Additionally Oatley and his family's and his children's legacy has been reflected via geography. In 1903, the southern Sydney suburb of Oatley was named after the family. Prior to that, the area west of the railway line was known as New Oatley's, which was a sub-district of Hurstville, and Oatley Platform; east of the railway line was known as Oatley's, which was a sub-district of Kogarah. In 1905, Frederick Street, Oatley, named after Frederick Stokes Oatley, was constructed as the main street of the new suburb.

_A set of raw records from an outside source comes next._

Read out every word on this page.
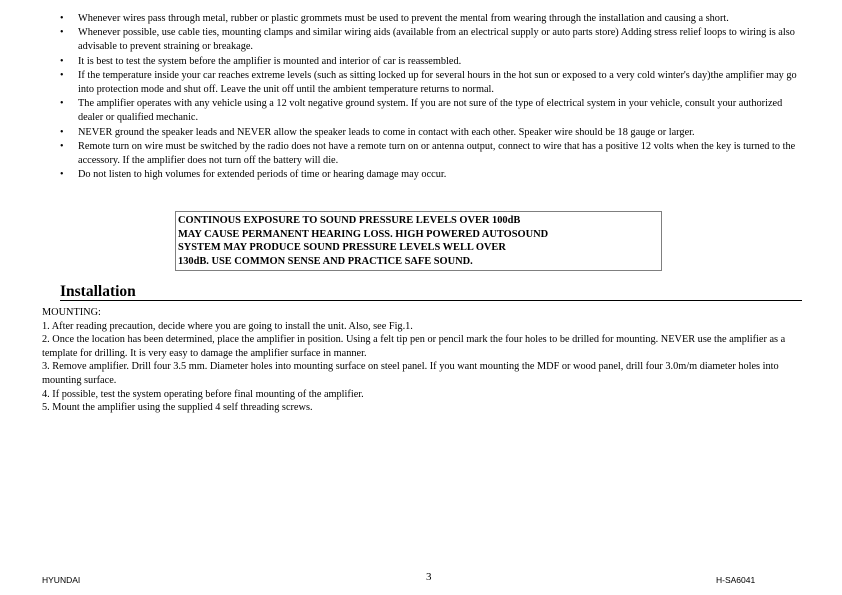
• Whenever wires pass through metal, rubber or plastic grommets must be used to prevent the mental from wearing through the installation and causing a short.
• Whenever possible, use cable ties, mounting clamps and similar wiring aids (available from an electrical supply or auto parts store) Adding stress relief loops to wiring is also advisable to prevent straining or breakage.
• It is best to test the system before the amplifier is mounted and interior of car is reassembled.
• If the temperature inside your car reaches extreme levels (such as sitting locked up for several hours in the hot sun or exposed to a very cold winter's day)the amplifier may go into protection mode and shut off. Leave the unit off until the ambient temperature returns to normal.
• The amplifier operates with any vehicle using a 12 volt negative ground system. If you are not sure of the type of electrical system in your vehicle, consult your authorized dealer or qualified mechanic.
• NEVER ground the speaker leads and NEVER allow the speaker leads to come in contact with each other. Speaker wire should be 18 gauge or larger.
• Remote turn on wire must be switched by the radio does not have a remote turn on or antenna output, connect to wire that has a positive 12 volts when the key is turned to the accessory. If the amplifier does not turn off the battery will die.
• Do not listen to high volumes for extended periods of time or hearing damage may occur.

CONTINOUS EXPOSURE TO SOUND PRESSURE LEVELS OVER 100dB

MAY CAUSE PERMANENT HEARING LOSS. HIGH POWERED AUTOSOUND

SYSTEM MAY PRODUCE SOUND PRESSURE LEVELS WELL OVER

130dB. USE COMMON SENSE AND PRACTICE SAFE SOUND.

Installation

MOUNTING:

1. After reading precaution, decide where you are going to install the unit. Also, see Fig.1.

2. Once the location has been determined, place the amplifier in position. Using a felt tip pen or pencil mark the four holes to be drilled for mounting. NEVER use the amplifier as a template for drilling. It is very easy to damage the amplifier surface in manner.

3. Remove amplifier. Drill four 3.5 mm. Diameter holes into mounting surface on steel panel. If you want mounting the MDF or wood panel, drill four 3.0m/m diameter holes into mounting surface.

4. If possible, test the system operating before final mounting of the amplifier.

5. Mount the amplifier using the supplied 4 self threading screws.

HYUNDAI	3	H-SA6041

Oatley Street, Woollahra, lying between Ocean Street and Edgecliffe Street, existed in the 1850s and early 1860s. Frederick Stokes Oatley resided between Ocean Street and Oatley Street, Woollahra.

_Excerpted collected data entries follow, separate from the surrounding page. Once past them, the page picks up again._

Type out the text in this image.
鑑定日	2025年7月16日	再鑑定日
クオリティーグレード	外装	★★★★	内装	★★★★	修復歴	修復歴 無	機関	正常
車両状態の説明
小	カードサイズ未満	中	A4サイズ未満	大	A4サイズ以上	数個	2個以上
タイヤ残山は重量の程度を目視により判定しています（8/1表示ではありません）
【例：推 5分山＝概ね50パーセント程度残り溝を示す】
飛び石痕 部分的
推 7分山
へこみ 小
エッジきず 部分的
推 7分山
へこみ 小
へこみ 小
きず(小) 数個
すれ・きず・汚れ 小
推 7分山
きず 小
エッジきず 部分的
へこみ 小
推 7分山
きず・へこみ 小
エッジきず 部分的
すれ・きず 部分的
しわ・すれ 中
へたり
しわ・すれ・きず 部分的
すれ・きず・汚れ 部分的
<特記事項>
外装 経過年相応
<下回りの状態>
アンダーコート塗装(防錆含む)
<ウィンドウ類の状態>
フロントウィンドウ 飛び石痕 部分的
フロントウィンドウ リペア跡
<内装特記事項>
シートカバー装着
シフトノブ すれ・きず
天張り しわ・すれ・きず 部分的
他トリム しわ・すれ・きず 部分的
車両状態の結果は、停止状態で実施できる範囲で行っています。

Oatley Lane, Oatley Street, and Oatley Road, all of which were named after James Oatley Jnr, existed in East Sydney. Oatley Road extended into Paddington. A remnant of Oatley Road still exists in Paddington, running beside the Victoria Barracks.

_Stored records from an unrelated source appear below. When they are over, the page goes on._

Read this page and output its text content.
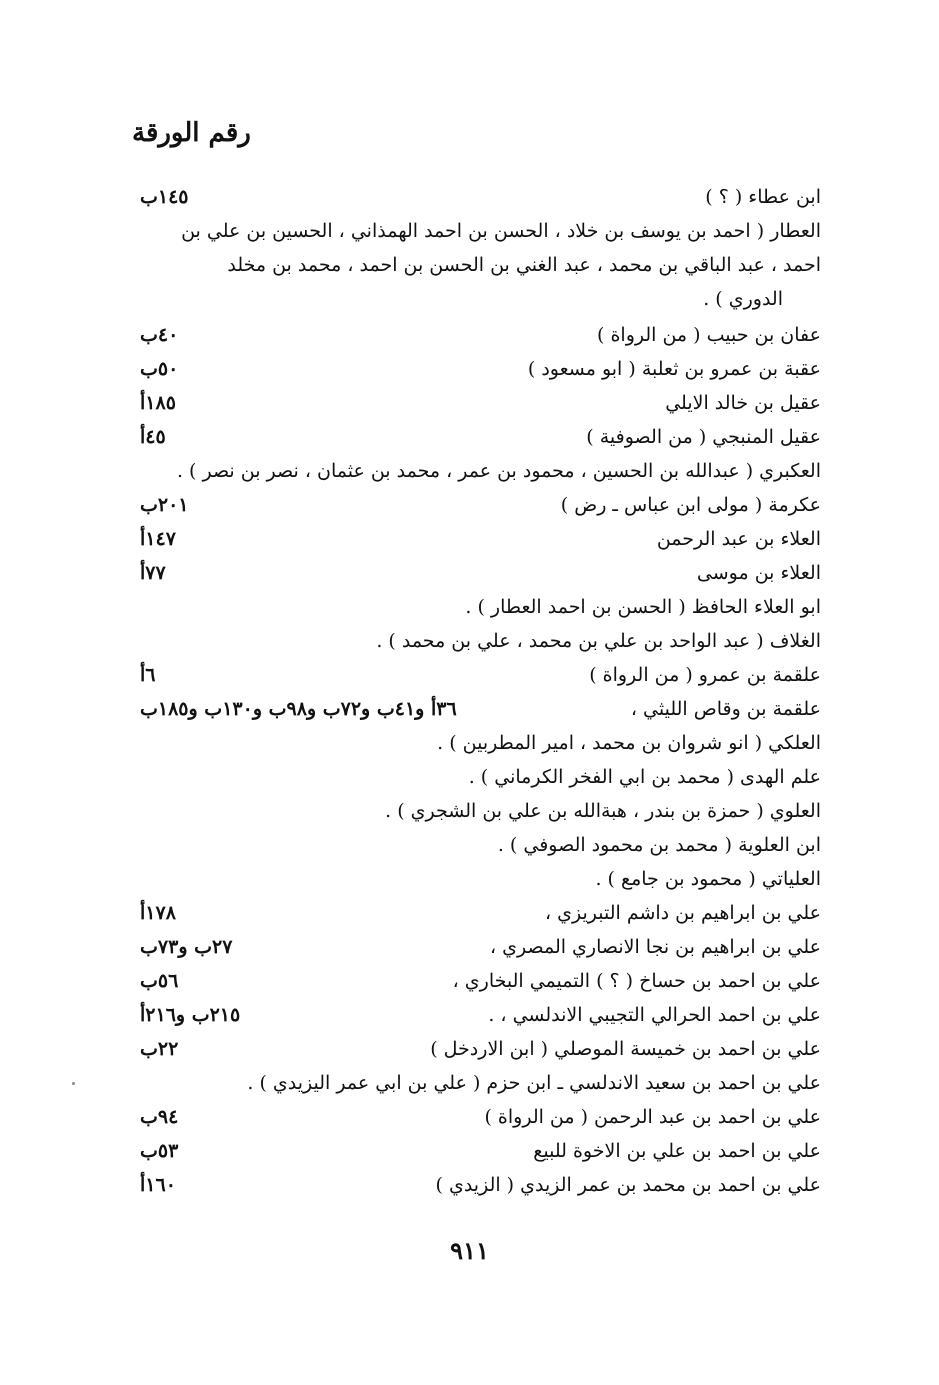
رقم الورقة
ابن عطاء ( ؟ )
١٤٥ب
العطار ( احمد بن يوسف بن خلاد ، الحسن بن احمد الهمذاني ، الحسين بن علي بن احمد ، عبد الباقي بن محمد ، عبد الغني بن الحسن بن احمد ، محمد بن مخلد
الدوري ) .
عفان بن حبيب ( من الرواة )
٤٠ب
عقبة بن عمرو بن ثعلبة ( ابو مسعود )
٥٠ب
عقيل بن خالد الايلي
١٨٥أ
عقيل المنبجي ( من الصوفية )
٤٥أ
العكبري ( عبدالله بن الحسين ، محمود بن عمر ، محمد بن عثمان ، نصر بن نصر ) .
عكرمة ( مولى ابن عباس ـ رض )
٢٠١ب
العلاء بن عبد الرحمن
١٤٧أ
العلاء بن موسى
٧٧أ
ابو العلاء الحافظ ( الحسن بن احمد العطار ) .
الغلاف ( عبد الواحد بن علي بن محمد ، علي بن محمد ) .
علقمة بن عمرو ( من الرواة )
٦أ
علقمة بن وقاص الليثي ،
٣٦أ و٤١ب و٧٢ب و٩٨ب و١٣٠ب و١٨٥ب
العلكي ( انو شروان بن محمد ، امير المطربين ) .
علم الهدى ( محمد بن ابي الفخر الكرماني ) .
العلوي ( حمزة بن بندر ، هبةالله بن علي بن الشجري ) .
ابن العلوية ( محمد بن محمود الصوفي ) .
العلياتي ( محمود بن جامع ) .
علي بن ابراهيم بن داشم التبريزي ،
١٧٨أ
علي بن ابراهيم بن نجا الانصاري المصري ،
٢٧ب و٧٣ب
علي بن احمد بن حساخ ( ؟ ) التميمي البخاري ،
٥٦ب
علي بن احمد الحرالي التجيبي الاندلسي ، .
٢١٥ب و٢١٦أ
علي بن احمد بن خميسة الموصلي ( ابن الاردخل )
٢٢ب
علي بن احمد بن سعيد الاندلسي ـ ابن حزم ( علي بن ابي عمر اليزيدي ) .
علي بن احمد بن عبد الرحمن ( من الرواة )
٩٤ب
علي بن احمد بن علي بن الاخوة للبيع
٥٣ب
علي بن احمد بن محمد بن عمر الزيدي ( الزيدي )
١٦٠أ
٩١١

The original Oatley land between Moorefields Road and the railway line through Kingsgrove Station remained largely as open paddocks until it was subdivided for housing and industry in the early 1970s. A street off Kingsgrove Road was named after James Oatley. Just north of Moorefields Road are Robert Street and Eleanor Avenue.

==Personal life==
The personal life of James Oatley was well documented in the 1825 Muster of New South Wales, and in his will. Oatley married twice. In England, he married Sarah Bennett. Little is known about this marriage. James than had a de facto relationship with Mary Stokes, his housekeeper. Mary was the mother of his three sons, James Stokes Jnr, Frederick Stokes, and George (1820–1821) shown as James' children in the 1825 Muster, and each described in James' will as "my adopted son". Mary arrived in Sydney on 8 June 1815 on board the Northampton, with her son, then called James [but later renamed Robert], born during the voyage. The 1825 muster clearly indicates that Robert was Mary's child, but not James' child. Robert was described as "an adopted child" in James' will. After Mary's death, Oatley married Mary Ann Bogg in 1833.

===Children===
- Marianne/Marion Oatley (c1808-22 March 1866): died as Mrs Borrett.
- James Oatley (1817–1878) was a coach builder and engineer by trade. James Stokes Oatley Jnr assumed responsibility for running the family farm after Oatley Snr's death. The farm was later sold and James became an innkeeper (also described as licensee and victualler) until he entered the NSW Parliament as a Member of the Legislative Assembly in 1868. James married Eleanor Johnson (also known as Ellen, Helena, and Emily), with whom he had eight children. After Eleanor's death, James married Margaret Curtis, with whom he had one daughter
- Frederick Stokes Oatley (1819–1890) was a watchmaker and Inspector of Abattoirs. Frederick married Jane Weedon, with whom he had twelve children. James Snr gave to Frederick his watchmaking business in George Street, Sydney, and Needwood Forest. By the 1860s, Frederick had given up the watchmaking business; and, in 1881, he sold 300 acre of Needwood Forest.
- Robert Oatley (1815–1876) was adopted by James Oatley, but not his biological child. Robert, a cooper by trade, was born at sea en route to Sydney and was initially named James. After his name change and legal adoption by James Oatley, Robert was baptized about a year after his arrival in Sydney. Robert did not marry.

===Other descendants of Oatley Snr===
- Gwen Ruth Oatley (1918–24 December 2000) was the granddaughter of James Oatley Jnr's second son, Frederick. Gwen was awarded a Medal of the Order of Australia in 1978 for services to the Australian film industry.
- Frederick "Dudley" Weedon Oatley (1884–28 March 1919) was the grandson of Frederick Stokes Oatley. Frederick was a Lieutenant-Colonel in the Australian Imperial Force and served in World War One. When he died, Frederick was given a funeral on 30 March 1919 with full military honours. Frederick actually died from a massive hydatid cyst in his thoracic cavity, compressing his heart and lungs and resulting in widespread gangrene (Death Certificate).